Daiichi Sankyo believed it had scored a coup in 2008 when it outbid rivals to buy Indian generics giant Ranbaxy for $4.6 billion but its foray into the high-growth copycat drugs arena has brought the Japanese drugmaker only pain.
Last month, Ranbaxy pleaded guilty to US charges of selling adulterated antibiotic, acne, epilepsy and other drugs and agreed to a record $500-million fine, and since then the bad news has kept on flowing.
In a new blow at the end of the week, Apollo Pharmacy, India's biggest branded drug retail network with more than 1,500 outlets, issued a "cautionary advisory" against drugs made by Ranbaxy.
A Ranbaxy spokesman insisted all its products in India and globally were "safe and efficacious" and that it was addressing Apollo's concerns.
The Apollo advisory came days after an outspoken Indian Supreme Court lawyer filed a public interest suit in the country's top court seeking cancellation of Ranbaxy's licence.
"It is not a tale of cutting corners or lax manufacturing practices but one of outright fraud" and a "heinous crime", the suit filed by lawyer Manohar Lal Sharma said. The Supreme Court said it would hear the case this week, though no day has been set.
"There has been a continuous flow of negative news" about Ranbaxy, Sarabjit Kour Nangra, pharmaceutical vice president at Mumbai's Angel Broking, told AFP.
Daiichi's Ranbaxy purchase was part of a calculated strategy that the Indian company's dominance in generic medicines and developing markets would help the Japanese firm grow sales as Daiichi's drugs came off patent.
The Japanese firm, whose share price and earnings have taken a beating over the acquisition, paid a more than 30 percent premium for the shares of the Indian company.
Even though the purchase gave Daiichi far greater global reach, the price paid by the Japanese firm raised analysts' eyebrows at the time as Ranbaxy was already under the scrutiny of US regulators.
Some analysts have suggested Daiichi may have been overeager to diversify to increase its global sales when it snapped up Ranbaxy.
The US fraud, uncovered over eight years, was exposed by a whistle-blowing ex-employee who said Ranbaxy created "a complicated trail of falsified records and dangerous manufacturing practices".
India's drug regulator -- the Drugs Controller General of India -- is already examining legal documents filed in the United States to see whether Ranbaxy violated any Indian safety norms and has said it will complete its preliminary findings in a month.
On top of quality issues, Daiichi is at loggerheads with Ranbaxy's former Indian owners, the billionaire brothers Malvinder and Shivinder Singh.

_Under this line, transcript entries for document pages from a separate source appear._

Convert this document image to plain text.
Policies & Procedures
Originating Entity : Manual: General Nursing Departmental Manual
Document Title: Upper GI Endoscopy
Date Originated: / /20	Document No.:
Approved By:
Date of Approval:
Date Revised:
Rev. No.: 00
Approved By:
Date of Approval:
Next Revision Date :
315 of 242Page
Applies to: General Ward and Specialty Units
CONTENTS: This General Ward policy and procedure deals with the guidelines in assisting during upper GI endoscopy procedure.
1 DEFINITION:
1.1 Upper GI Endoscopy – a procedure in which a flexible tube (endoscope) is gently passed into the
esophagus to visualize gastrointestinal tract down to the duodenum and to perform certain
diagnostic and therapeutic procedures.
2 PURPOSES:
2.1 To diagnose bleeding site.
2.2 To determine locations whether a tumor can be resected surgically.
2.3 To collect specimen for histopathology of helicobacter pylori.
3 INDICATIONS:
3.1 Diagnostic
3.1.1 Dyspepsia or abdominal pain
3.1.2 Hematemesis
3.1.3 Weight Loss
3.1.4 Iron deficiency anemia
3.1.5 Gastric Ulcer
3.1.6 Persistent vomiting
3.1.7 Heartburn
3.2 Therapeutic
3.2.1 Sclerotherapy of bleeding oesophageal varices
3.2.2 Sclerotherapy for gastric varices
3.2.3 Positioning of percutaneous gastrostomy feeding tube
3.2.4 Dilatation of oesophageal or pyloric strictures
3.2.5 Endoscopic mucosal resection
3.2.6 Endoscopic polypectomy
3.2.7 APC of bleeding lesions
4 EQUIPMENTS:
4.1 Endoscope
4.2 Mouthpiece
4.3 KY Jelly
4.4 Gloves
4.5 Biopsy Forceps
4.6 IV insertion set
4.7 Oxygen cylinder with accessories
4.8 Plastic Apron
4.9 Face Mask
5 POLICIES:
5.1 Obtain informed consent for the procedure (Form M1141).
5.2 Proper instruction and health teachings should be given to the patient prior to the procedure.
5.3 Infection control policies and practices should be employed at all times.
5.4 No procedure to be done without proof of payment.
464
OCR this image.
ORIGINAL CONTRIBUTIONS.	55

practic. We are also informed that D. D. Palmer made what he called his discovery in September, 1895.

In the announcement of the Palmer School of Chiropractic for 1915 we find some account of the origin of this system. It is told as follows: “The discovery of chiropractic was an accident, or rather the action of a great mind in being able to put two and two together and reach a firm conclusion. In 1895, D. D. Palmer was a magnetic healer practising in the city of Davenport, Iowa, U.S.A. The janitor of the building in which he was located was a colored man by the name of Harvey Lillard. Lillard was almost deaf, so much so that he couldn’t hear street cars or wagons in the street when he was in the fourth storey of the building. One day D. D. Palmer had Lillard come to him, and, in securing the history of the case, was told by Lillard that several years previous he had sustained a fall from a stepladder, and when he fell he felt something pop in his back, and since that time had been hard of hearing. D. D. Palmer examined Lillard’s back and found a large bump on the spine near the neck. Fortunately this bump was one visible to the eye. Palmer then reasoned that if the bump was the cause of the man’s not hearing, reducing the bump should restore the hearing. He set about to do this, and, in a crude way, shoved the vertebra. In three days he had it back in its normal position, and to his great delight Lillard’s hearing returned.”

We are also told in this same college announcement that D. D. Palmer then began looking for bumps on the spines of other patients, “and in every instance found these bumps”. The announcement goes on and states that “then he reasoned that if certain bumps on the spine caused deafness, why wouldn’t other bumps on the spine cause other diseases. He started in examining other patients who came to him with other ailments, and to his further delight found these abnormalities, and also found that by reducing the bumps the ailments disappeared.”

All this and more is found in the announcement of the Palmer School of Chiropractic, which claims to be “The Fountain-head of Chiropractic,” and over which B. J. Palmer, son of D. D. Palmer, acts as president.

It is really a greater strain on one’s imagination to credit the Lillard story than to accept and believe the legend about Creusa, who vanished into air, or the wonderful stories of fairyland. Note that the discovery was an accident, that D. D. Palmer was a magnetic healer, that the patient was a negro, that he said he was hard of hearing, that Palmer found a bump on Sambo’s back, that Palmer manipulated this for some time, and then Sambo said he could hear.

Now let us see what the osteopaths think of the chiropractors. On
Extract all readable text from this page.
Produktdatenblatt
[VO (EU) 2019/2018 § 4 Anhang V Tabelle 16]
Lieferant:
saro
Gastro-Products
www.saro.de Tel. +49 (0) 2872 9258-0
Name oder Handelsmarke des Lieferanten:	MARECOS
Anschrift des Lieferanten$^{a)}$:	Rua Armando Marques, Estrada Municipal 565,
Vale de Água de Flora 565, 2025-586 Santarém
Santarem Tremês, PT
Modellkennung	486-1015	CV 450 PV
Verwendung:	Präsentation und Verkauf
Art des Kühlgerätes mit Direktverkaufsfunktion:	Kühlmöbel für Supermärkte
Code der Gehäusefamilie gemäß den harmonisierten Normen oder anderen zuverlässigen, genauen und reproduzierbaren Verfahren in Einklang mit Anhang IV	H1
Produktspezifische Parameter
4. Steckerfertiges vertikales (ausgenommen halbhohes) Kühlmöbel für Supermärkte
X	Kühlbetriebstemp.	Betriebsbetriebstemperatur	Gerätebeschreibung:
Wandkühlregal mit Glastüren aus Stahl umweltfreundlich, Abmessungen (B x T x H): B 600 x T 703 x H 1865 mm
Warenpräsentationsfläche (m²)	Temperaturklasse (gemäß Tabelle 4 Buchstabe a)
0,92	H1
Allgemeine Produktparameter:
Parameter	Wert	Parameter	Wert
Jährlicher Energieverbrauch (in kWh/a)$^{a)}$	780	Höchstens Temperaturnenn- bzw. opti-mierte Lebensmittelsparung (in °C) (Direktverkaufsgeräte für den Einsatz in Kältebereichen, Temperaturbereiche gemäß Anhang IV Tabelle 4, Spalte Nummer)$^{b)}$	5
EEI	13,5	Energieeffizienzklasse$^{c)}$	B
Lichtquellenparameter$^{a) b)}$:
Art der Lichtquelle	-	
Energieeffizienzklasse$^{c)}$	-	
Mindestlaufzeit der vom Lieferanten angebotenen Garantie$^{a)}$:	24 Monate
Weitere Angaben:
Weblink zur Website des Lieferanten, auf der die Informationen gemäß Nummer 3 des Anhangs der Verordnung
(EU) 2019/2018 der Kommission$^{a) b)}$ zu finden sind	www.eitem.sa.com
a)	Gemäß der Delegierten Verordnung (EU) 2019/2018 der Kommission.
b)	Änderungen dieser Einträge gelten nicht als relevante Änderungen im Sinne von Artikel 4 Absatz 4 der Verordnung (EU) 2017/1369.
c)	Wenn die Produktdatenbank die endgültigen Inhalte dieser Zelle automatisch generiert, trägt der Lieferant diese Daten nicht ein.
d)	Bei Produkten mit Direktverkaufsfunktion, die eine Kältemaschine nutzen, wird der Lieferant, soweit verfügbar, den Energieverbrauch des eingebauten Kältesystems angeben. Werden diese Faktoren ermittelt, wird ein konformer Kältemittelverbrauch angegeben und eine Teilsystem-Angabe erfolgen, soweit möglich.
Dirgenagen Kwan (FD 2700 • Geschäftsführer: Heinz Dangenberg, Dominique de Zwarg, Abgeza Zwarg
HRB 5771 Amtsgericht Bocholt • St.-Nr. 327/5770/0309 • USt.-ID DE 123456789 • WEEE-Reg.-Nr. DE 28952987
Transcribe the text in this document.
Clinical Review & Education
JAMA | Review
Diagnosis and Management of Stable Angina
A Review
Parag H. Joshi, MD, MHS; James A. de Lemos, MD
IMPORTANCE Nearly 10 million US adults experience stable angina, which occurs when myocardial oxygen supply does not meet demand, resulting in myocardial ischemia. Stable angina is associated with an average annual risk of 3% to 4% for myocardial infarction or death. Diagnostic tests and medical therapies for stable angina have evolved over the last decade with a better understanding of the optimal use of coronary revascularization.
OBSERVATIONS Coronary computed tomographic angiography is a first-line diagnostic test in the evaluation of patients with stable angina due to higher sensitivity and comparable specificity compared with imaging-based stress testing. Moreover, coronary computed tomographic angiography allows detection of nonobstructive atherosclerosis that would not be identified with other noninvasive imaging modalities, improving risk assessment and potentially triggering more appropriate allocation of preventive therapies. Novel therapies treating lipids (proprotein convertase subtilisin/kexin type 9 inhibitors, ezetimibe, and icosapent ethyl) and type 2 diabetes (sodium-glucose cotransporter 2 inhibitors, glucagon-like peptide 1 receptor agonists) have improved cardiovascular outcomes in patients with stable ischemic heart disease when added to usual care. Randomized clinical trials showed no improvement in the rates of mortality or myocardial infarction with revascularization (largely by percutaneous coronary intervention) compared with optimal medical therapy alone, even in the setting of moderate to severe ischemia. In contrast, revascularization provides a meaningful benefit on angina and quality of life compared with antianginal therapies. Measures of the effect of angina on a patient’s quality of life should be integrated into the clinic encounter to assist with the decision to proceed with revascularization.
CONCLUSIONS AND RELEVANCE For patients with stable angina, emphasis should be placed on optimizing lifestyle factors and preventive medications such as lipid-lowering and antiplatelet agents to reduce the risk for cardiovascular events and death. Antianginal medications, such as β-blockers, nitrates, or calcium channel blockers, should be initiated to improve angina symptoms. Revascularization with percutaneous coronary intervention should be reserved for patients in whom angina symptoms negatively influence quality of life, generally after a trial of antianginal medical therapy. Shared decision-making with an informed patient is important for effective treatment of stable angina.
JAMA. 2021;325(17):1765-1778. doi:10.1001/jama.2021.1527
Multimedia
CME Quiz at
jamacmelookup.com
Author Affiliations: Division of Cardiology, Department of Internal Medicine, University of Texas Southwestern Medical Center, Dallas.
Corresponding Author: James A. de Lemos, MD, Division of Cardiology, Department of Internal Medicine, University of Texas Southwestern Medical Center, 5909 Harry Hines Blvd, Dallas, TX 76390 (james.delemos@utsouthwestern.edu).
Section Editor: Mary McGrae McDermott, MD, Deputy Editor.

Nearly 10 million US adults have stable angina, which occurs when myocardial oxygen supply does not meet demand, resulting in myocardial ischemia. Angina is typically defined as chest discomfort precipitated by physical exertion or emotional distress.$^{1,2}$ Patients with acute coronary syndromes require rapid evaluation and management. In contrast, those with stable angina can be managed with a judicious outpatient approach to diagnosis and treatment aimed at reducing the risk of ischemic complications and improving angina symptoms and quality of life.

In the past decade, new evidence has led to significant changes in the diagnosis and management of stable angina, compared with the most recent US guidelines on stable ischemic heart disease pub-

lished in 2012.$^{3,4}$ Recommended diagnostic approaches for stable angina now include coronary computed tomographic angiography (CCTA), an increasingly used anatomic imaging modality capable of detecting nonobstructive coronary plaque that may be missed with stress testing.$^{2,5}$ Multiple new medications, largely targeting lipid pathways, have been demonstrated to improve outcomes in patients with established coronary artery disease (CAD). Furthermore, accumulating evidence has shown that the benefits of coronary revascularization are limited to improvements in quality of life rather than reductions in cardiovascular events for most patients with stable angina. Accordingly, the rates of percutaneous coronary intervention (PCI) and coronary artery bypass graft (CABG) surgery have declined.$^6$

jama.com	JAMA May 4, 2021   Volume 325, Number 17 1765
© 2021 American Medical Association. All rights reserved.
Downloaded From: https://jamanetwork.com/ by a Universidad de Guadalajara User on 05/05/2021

Daiichi has alleged the Singhs hid information about the US regulatory inquiries at the time of the purchase and says it is exploring "legal remedies".
The Singhs have rejected the allegations as "baseless".
The scandal has cast a cloud over drugs produced by other firms in India, known as the "pharmacy to the world" for making lifesaving generic versions of medicines for poor nations that cost a fraction of brand names.
Americans, in particular, are saying the fraud highlights the lack of knowledge of what goes on inside foreign drug plants.
In the face of the negative publicity, on Monday the Indian government felt obliged to issue a statement defending its $14.6-billion worth of annual generic exports as "safe "and "tightly regulated". It invited importers to visit Indian plants to "satisfy themselves of the quality of production".
Daiichi has said Ranbaxy now is a changed company since the fraud was detected in its "management, culture, operations and compliance" with regulations.
But others say damage could be longer term and more far-reaching.
"Ranbaxy-like episodes will not only set back the fortunes of the export industry but also give a handle to multinational pharmaceutical companies -- no angels themselves -- in their endeavour to push their patented, branded drugs" The Hindu said in a weekend editorial.
Ranbaxy's shares are trading at around half the 737 rupees Daiichi paid and analysts do not see any immediate chance of a recovery.
"I don't see any reasons why Ranbaxy (shares) should be going up in a hurry," Mehraboon Irani, analyst at Mumbai investment house Nirmal Bang Securities, told CNBC-18.